Here, we use the chain rule, which states that:
$$x=[f(u)]^n \to \frac {dx}{dt} =n\cdot f'(u)\frac {du}{dt}[f(u)]^{n-1} $$
On
If $f(y) = \left(1+e^{-2y}\right)^{-0.5}$ (where $y$ is any real number), then you have $$ x(t) = f(u(t)), $$ so by the Chain Rule, $$ x'(t) = f'(u(t))u'(t), $$ i.e., $$ \dot{x} = f'(u)\dot{u}. $$ But the dot notation led you astray. You wrote, in effect, $$ x'(t) = f'(u'(t)) \ \ \text{[Wrong.]} $$ That's not all, though: you also went wrong in differentiating $f$ itself.
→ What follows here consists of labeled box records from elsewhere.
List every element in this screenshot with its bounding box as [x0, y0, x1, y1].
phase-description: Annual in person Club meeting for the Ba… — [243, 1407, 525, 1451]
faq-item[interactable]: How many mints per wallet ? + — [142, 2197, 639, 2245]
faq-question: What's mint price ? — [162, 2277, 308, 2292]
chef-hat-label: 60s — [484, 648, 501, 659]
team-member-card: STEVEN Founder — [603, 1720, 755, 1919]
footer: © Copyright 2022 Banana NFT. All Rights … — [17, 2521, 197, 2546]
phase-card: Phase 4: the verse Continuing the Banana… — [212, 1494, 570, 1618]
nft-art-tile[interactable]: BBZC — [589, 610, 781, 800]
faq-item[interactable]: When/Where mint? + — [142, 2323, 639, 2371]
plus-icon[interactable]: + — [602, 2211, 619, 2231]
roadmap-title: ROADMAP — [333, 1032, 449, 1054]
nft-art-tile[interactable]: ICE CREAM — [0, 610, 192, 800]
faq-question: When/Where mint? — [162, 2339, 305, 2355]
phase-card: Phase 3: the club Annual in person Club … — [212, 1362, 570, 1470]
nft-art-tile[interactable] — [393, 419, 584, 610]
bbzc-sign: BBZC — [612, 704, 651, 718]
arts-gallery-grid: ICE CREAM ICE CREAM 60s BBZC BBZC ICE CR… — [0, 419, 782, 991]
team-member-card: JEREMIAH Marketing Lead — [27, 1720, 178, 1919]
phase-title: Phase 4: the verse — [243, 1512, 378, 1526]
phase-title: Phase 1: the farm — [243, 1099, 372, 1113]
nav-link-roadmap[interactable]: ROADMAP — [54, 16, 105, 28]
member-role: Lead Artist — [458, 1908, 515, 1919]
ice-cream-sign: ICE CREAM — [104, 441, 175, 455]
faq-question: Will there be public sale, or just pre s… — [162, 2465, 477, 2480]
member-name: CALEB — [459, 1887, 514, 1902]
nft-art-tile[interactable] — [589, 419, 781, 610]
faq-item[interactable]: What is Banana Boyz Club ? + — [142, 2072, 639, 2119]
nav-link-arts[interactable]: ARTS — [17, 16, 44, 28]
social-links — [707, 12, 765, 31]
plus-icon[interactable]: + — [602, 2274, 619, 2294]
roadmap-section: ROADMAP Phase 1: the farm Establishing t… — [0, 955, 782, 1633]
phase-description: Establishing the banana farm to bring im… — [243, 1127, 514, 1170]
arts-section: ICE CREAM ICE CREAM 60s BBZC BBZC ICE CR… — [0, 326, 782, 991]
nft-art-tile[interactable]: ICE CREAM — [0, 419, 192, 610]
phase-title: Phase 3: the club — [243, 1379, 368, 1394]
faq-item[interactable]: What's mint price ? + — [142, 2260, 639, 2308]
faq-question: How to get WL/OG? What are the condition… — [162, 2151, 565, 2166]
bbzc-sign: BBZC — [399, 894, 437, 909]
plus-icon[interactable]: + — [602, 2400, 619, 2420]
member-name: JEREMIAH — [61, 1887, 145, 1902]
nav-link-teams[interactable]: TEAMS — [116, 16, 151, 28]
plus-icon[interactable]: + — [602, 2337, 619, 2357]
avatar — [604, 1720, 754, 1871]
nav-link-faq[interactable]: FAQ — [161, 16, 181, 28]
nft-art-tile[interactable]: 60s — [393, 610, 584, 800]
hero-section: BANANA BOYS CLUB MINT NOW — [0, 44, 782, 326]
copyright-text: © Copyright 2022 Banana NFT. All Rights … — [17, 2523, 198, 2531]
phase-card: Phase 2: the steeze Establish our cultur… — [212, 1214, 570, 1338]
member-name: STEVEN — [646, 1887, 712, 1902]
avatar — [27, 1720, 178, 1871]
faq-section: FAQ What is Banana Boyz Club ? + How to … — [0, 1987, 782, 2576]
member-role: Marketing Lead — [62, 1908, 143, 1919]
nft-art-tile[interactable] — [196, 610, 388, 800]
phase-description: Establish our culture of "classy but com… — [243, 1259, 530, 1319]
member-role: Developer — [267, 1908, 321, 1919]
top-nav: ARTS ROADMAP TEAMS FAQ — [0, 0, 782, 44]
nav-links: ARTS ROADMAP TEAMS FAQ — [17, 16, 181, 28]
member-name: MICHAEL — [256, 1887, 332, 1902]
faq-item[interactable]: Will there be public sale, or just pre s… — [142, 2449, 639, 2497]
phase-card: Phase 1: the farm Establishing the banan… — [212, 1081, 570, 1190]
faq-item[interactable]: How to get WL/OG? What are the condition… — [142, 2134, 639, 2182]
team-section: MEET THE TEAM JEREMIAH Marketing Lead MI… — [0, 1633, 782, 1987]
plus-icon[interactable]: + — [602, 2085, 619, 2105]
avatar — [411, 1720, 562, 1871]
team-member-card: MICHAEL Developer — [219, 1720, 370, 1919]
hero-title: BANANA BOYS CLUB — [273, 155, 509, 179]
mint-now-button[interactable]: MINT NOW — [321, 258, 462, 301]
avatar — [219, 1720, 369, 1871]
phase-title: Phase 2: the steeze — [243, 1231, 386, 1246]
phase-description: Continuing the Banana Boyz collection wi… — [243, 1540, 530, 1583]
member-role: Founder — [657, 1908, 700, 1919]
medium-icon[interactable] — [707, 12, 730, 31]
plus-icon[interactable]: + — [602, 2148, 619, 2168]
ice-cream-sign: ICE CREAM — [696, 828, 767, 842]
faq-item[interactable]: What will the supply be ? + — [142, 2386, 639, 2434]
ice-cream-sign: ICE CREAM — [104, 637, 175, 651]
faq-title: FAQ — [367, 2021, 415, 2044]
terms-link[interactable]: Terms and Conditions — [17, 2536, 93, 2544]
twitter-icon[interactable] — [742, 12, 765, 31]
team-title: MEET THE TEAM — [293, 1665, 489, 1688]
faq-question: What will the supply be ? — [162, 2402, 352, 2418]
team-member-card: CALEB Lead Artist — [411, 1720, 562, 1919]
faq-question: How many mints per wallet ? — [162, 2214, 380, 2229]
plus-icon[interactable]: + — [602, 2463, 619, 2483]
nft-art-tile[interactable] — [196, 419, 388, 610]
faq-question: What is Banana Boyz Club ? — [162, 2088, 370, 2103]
Making the use of the Chain Rule more explicit, for a second time, let $z$ be any strictly positive real number, and let $g(z) = (1+z)^{-0.5}$, so that $$ f(y) = g\!\left(e^{-2y}\right). $$ Then $$ f'(y) = g'\!\left(e^{-2y}\right)\left(-2e^{-2y}\right), $$ and, although you differentiated $g$ correctly, you lost a factor of $e^{-2y} = e^{-2u(t)}$ along the way.
If $u$ is a function of $t$, by the chain rule
$$\dot x=-0.5(1+e^{-2u})^{-1.5}\ (-2)e^{-2u}\ \dot u.$$